Basic Statistics and Machine Learning Algorithms.
This repository contains various data analysis and machine learning projects that include Exploratory Data Analysis (EDA), basic statistics, and the application of machine learning algorithms on multiple datasets.
Table of Contents:
-> Introduction
-> Project Structure
-> Exploratory Data Analysis (EDA)
-> Basic Statistics
-> Machine Learning Algorithms
Introduction This repository showcases my work on multiple datasets, focusing on understanding the data, extracting insights, and building predictive models. It covers a range of tasks, including data cleaning, EDA, basic statistical analysis, and the implementation of various machine learning algorithms.
Project Structure The repository is organized into folders, each representing a separate dataset and project.
Each folder contains: -> Data: The dataset used for analysis (if applicable).
-> Notebooks: Jupyter notebooks for EDA, statistics, and machine learning models.
-> Scripts: Python scripts for running the analysis.
-> Results: Outputs such as charts, model evaluation metrics, and predictions.
Datasets The datasets used in this repository vary across projects and domains. Each project folder contains information about the specific dataset used, including:
-> Source of the dataset
-> Data cleaning steps
-> Features and target variables
Exploratory Data Analysis (EDA) In the EDA section, the following analyses are typically performed:
-> Descriptive statistics
-> Visualization of distributions, correlations, and trends
-> Identifying outliers and missing values
-> Feature engineering and transformations
Basic Statistics For each project, basic statistical analysis is conducted, including:
-> Measures of central tendency (mean, median, mode)
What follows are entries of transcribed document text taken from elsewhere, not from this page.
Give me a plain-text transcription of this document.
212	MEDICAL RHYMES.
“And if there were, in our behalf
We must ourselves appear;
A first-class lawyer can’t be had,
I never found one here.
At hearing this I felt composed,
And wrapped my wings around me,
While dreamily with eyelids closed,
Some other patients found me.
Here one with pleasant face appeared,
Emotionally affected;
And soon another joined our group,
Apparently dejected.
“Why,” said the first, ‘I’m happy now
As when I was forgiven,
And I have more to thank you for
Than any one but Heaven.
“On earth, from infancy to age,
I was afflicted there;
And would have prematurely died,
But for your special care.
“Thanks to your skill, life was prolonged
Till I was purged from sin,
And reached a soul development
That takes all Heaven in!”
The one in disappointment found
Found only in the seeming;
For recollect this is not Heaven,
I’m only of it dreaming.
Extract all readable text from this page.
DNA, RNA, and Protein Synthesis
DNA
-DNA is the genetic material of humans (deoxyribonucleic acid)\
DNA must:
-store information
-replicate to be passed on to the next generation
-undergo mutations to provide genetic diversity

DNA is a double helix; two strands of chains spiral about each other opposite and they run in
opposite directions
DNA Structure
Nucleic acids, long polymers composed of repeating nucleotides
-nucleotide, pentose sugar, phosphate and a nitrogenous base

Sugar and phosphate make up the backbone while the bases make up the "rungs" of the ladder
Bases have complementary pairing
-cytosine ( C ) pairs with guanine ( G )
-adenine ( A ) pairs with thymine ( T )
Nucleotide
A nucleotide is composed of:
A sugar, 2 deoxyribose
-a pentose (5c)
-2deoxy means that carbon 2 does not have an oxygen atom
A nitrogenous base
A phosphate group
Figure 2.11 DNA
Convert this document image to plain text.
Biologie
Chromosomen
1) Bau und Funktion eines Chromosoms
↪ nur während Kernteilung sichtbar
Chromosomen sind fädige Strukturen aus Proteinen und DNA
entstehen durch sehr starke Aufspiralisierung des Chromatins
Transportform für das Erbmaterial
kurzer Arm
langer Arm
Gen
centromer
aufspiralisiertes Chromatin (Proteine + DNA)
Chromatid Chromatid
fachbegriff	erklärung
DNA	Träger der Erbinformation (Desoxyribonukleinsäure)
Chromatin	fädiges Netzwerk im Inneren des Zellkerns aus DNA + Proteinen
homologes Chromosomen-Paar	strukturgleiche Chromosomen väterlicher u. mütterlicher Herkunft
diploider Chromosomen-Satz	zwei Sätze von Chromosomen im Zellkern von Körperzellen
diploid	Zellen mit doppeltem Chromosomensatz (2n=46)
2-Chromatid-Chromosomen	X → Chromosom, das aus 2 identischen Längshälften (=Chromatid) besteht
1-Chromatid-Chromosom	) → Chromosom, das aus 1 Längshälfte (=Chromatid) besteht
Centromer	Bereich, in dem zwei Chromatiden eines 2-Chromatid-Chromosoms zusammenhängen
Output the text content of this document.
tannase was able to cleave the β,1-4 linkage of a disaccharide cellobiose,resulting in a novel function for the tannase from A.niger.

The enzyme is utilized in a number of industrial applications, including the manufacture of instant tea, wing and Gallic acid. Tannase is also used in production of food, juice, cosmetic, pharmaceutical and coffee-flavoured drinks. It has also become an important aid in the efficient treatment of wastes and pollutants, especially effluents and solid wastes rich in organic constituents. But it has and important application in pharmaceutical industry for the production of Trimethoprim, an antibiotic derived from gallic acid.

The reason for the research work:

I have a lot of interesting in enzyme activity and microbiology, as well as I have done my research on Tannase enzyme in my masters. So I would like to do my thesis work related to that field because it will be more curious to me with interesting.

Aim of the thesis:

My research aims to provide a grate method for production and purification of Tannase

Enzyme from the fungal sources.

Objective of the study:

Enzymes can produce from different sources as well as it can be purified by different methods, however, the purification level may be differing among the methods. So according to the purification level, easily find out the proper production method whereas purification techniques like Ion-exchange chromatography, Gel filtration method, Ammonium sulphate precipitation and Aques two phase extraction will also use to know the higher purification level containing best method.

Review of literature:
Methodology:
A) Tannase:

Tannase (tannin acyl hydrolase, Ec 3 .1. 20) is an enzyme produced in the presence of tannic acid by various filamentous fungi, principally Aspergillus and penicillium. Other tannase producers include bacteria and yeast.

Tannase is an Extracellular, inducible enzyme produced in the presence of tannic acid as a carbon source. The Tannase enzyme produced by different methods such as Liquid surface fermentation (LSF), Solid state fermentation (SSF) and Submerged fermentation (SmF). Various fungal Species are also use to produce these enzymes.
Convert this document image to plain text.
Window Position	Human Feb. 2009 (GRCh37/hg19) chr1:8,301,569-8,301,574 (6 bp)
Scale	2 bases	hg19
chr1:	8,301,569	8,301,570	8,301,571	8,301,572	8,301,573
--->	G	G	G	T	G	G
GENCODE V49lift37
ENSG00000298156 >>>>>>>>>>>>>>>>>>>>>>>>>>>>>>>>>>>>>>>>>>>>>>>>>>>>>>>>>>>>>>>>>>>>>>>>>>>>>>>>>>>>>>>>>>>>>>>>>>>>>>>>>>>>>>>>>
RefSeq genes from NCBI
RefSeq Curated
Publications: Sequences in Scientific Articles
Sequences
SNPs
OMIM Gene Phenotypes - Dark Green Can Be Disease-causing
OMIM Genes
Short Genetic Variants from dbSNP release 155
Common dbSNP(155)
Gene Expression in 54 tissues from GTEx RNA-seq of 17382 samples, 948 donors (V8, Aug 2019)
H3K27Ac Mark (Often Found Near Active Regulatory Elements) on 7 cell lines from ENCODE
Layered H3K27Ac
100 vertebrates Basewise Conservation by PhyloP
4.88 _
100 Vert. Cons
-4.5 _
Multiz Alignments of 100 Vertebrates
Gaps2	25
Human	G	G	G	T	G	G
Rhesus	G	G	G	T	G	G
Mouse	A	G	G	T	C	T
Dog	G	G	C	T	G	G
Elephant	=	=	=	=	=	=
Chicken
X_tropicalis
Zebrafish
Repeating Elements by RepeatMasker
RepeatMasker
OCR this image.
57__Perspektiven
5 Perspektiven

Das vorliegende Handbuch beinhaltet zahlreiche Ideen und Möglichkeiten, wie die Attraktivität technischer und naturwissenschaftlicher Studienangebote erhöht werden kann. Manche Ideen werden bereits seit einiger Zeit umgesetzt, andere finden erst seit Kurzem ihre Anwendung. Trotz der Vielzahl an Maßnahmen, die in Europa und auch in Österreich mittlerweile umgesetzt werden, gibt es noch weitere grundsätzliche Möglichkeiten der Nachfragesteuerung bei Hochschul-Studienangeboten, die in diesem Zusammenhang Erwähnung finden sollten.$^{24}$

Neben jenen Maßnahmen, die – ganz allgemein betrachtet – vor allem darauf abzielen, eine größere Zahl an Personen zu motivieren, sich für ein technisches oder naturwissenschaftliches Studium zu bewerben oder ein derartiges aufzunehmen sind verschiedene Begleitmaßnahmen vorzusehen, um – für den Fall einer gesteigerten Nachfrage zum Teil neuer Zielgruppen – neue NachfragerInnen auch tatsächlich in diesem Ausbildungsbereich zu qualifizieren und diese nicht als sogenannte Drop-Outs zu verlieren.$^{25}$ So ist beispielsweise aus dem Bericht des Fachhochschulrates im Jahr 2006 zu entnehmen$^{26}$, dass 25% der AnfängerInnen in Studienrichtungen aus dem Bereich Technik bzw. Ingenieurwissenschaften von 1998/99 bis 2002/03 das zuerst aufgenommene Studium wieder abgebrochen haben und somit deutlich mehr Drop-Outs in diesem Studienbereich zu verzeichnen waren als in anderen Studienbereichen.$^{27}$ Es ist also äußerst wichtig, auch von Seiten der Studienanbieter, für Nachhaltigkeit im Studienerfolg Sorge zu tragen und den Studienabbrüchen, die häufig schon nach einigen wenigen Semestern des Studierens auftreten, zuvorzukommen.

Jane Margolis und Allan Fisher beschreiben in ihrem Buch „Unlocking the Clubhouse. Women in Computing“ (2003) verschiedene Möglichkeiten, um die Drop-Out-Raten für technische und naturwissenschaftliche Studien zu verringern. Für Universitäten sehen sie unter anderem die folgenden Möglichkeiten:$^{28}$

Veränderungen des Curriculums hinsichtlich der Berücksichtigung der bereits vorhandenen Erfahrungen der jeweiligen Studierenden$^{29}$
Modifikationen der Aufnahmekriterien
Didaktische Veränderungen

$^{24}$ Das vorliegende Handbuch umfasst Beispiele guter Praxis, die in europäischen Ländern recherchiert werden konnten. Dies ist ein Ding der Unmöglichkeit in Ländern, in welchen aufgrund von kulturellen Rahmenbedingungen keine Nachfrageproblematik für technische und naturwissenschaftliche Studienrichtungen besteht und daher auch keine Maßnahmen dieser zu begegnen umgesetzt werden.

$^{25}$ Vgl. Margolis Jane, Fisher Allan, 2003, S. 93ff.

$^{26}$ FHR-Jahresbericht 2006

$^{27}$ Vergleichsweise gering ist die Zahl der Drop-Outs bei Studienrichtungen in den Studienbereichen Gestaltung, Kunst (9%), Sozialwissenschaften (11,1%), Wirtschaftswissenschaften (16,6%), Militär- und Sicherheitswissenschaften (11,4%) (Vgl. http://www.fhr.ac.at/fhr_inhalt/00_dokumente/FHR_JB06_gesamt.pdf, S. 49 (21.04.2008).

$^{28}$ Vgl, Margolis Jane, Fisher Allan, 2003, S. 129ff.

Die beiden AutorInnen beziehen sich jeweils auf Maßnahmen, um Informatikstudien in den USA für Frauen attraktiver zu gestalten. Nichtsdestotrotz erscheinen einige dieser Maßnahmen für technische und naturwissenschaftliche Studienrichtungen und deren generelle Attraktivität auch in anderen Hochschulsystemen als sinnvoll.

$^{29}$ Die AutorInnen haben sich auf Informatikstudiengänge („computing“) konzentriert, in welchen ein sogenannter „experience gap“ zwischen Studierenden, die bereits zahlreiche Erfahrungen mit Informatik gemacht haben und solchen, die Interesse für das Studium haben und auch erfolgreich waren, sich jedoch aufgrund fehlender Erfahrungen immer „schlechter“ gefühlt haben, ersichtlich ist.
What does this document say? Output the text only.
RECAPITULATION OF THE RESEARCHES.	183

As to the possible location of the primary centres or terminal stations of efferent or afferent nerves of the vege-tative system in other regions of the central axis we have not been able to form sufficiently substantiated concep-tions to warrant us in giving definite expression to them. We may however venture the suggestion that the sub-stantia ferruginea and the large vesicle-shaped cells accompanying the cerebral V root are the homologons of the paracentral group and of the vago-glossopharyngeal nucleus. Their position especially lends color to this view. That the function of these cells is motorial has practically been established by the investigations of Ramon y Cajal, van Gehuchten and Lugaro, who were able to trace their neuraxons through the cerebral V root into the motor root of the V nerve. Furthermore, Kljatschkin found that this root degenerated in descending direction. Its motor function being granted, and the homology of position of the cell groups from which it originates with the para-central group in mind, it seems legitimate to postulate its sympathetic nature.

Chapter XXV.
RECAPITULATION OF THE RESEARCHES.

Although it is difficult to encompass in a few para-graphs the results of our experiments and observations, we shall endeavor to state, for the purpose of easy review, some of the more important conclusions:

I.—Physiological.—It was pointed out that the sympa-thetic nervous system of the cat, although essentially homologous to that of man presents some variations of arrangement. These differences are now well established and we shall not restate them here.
-> Measures of dispersion (variance, standard deviation)
-> Hypothesis testing
-> Chi-Square testing
-> Correlation analysis
Machine Learning Algorithms A variety of machine learning algorithms are applied across projects, including:
#Supervised Learning:
-> Linear Regression
-> Logistic Regression
-> Decision Trees
-> Random Forest
-> Support Vector Machines (SVM)
-> k-Nearest Neighbors (k-NN)
-> XGBoost and LGBM
-> Neural Networks
-> Time Series Analysis
#Unsupervised Learning:
-> Clustering (KMeans and DBSCAN)
-> PCA (Principal Component Analysis)
-> Association Rules
-> Reccomendation Systems
For each model:
-> Data is split into training and testing sets.
-> Hyperparameter tuning is conducted (where applicable).
-> Evaluation metrics such as accuracy, precision, recall, F1 score, and AUC are reported.